Он вышел из трамвая неподалеку от каштановой аллеи, ведущей к холмам, которые со всех сторон окружали город, свернул в аллею и пошел по краю тротуара, в тени деревьев, растущих по обеим сторонам асфальтового шоссе. Ему еще предстояло пройти порядочный кусок дороги. Он часто останавливался под широко разросшимися каштанами, чтобы перевести дух и распрямить разболевшуюся спину, и тогда всматривался в опустевшую улицу, томящуюся в полуденном зное, надеясь увидеть знакомое лицо. В этом районе он знал почти всех, и сейчас ему неудержимо захотелось поговорить о том, что видел в городе. Теперь у него уже хватило бы духу говорить об этом. То впечатление, какое на него произвели разрушенные кварталы, понемногу слабело и стиралось, как будто все, что он пережил, было каким-то кошмарным сном, от которого ему удалось наконец избавиться. Он лихорадочно осматривался вокруг в поисках собеседника, но аллея перед ним была гладкой и безлюдной, а виллы по обеим сторонам стояли тихие и безмолвные, словно нежилые. В конце концов он смирился. Пройдя мимо последних строений, свернул вбок и каменистой дорожкой вышел к своему дому, сияющему на солнце окнами среди высоких деревьев сада. «Это чудесно, — взволнованно подумал он. — Я снова дома. Это прекрасно — свой дом».
II
Войдя в темную переднюю, он поставил чемодан, потом прошелся по квартире, заглядывая во все помещения. Убедившись, что везде царит обычный порядок, вернулся в столовую. Здесь стоял затхлый запах нагревшейся от жары мебели, смешанный с запахом вянущих в вазах цветов. На столе был приготовлен для него завтрак. «А, значит, здесь не произошло ничего особенного, — с облегчением подумал он. — Ничего не стряслось, если Гертруда позаботилась даже о завтраке». На блюде лежали бутерброды с колбасой, рядом стояла бутылка пива. Он слишком устал, чтобы чувствовать голод, но пиво выпил стоя, не отрываясь, прямо из бутылки. Поставив пустую бутылку на стол, подошел к телефону. Набрал номер своей фабрики — занято. «Все в порядке, — подумал он. — Все в порядке». Положил трубку и через минуту снова набрал тот же номер. Наконец послышался женский голос, но не Гертрудин.

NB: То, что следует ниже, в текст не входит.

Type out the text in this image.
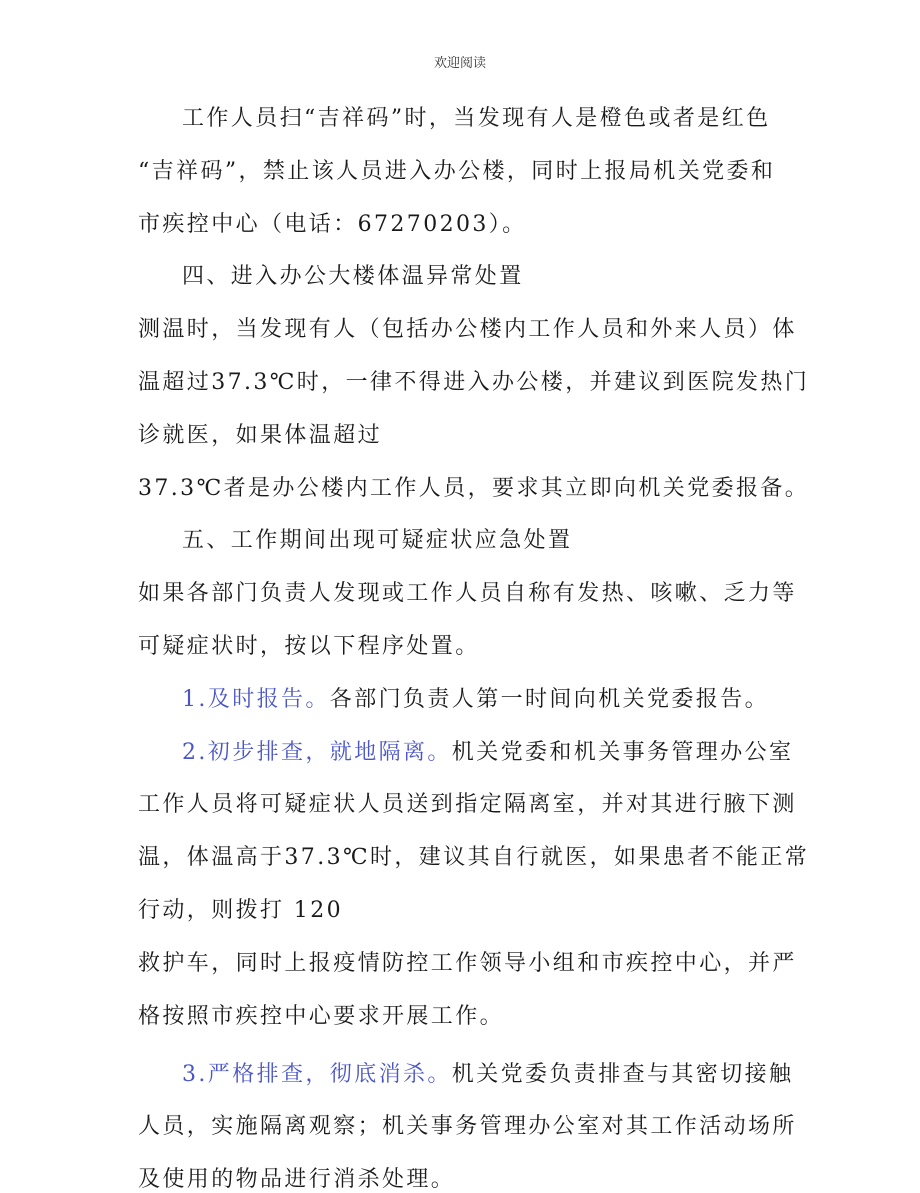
欢迎阅读
工作人员扫“吉祥码”时，当发现有人是橙色或者是红色
“吉祥码”，禁止该人员进入办公楼，同时上报局机关党委和
市疾控中心（电话：67270203）。
四、进入办公大楼体温异常处置
测温时，当发现有人（包括办公楼内工作人员和外来人员）体
温超过37.3℃时，一律不得进入办公楼，并建议到医院发热门
诊就医，如果体温超过
37.3℃者是办公楼内工作人员，要求其立即向机关党委报备。
五、工作期间出现可疑症状应急处置
如果各部门负责人发现或工作人员自称有发热、咳嗽、乏力等
可疑症状时，按以下程序处置。
1.及时报告。各部门负责人第一时间向机关党委报告。
2.初步排查，就地隔离。机关党委和机关事务管理办公室
工作人员将可疑症状人员送到指定隔离室，并对其进行腋下测
温，体温高于37.3℃时，建议其自行就医，如果患者不能正常
行动，则拨打 120
救护车，同时上报疫情防控工作领导小组和市疾控中心，并严
格按照市疾控中心要求开展工作。
3.严格排查，彻底消杀。机关党委负责排查与其密切接触
人员，实施隔离观察；机关事务管理办公室对其工作活动场所
及使用的物品进行消杀处理。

— Здравствуйте, госпожа Бредель! — сказал он. — Это Вильям Хольт…
— О господи! Как хорошо, что вы уже вернулись! Мы очень беспокоились за вас…

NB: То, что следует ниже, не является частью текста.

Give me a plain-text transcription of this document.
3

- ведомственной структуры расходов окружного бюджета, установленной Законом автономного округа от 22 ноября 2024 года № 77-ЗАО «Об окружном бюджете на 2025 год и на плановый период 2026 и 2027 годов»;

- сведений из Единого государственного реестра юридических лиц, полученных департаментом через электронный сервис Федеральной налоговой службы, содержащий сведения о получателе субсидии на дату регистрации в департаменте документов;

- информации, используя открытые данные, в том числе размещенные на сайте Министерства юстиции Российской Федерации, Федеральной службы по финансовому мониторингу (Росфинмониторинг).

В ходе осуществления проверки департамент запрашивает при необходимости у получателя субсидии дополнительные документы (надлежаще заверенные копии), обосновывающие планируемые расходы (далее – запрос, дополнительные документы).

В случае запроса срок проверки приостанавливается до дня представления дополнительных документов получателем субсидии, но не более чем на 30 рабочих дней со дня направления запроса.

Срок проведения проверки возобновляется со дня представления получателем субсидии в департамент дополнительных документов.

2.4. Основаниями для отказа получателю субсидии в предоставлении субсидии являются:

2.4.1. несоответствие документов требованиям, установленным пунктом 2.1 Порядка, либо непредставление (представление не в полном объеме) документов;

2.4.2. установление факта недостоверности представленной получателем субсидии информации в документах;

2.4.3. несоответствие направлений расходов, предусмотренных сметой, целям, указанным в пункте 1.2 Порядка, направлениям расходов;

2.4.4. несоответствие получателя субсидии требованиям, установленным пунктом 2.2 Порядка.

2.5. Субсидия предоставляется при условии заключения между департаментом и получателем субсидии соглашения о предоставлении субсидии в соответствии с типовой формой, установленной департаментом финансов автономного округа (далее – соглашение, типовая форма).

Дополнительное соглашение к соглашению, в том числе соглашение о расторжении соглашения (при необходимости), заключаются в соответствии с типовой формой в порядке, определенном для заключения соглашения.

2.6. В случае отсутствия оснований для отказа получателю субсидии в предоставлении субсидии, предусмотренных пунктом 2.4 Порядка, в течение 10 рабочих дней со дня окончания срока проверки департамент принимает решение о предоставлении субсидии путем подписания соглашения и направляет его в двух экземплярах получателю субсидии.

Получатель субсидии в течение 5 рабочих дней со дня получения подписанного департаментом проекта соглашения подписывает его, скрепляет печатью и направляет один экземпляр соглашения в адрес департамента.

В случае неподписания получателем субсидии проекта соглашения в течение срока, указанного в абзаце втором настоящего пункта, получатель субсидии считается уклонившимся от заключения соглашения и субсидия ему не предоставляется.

— Все в порядке, фрау Бредель…
— Я так рада. От души рада. Ваша жена очень обрадуется, когда узнает…
Хольт прервал ее на полуслове.
— Я как раз хотел бы поговорить с нею. Позовите, пожалуйста, ее к телефону…
— Мне очень жаль, господин Хольт, но она минуту назад вышла…
— Не сказала куда?
— Нет. Но, наверное, к бабушке…
— Куда?
— К своей матери. Она оставила у нее детей.
— Понятно…
— Но она скоро должна быть дома…
Хольт глянул на стенные часы. Приближалось время обеденного перерыва. В трубке послышалось прерывистое дыхание женщины, а потом снова ее голос:
— Жаль, что вам не удалось поговорить друг с другом…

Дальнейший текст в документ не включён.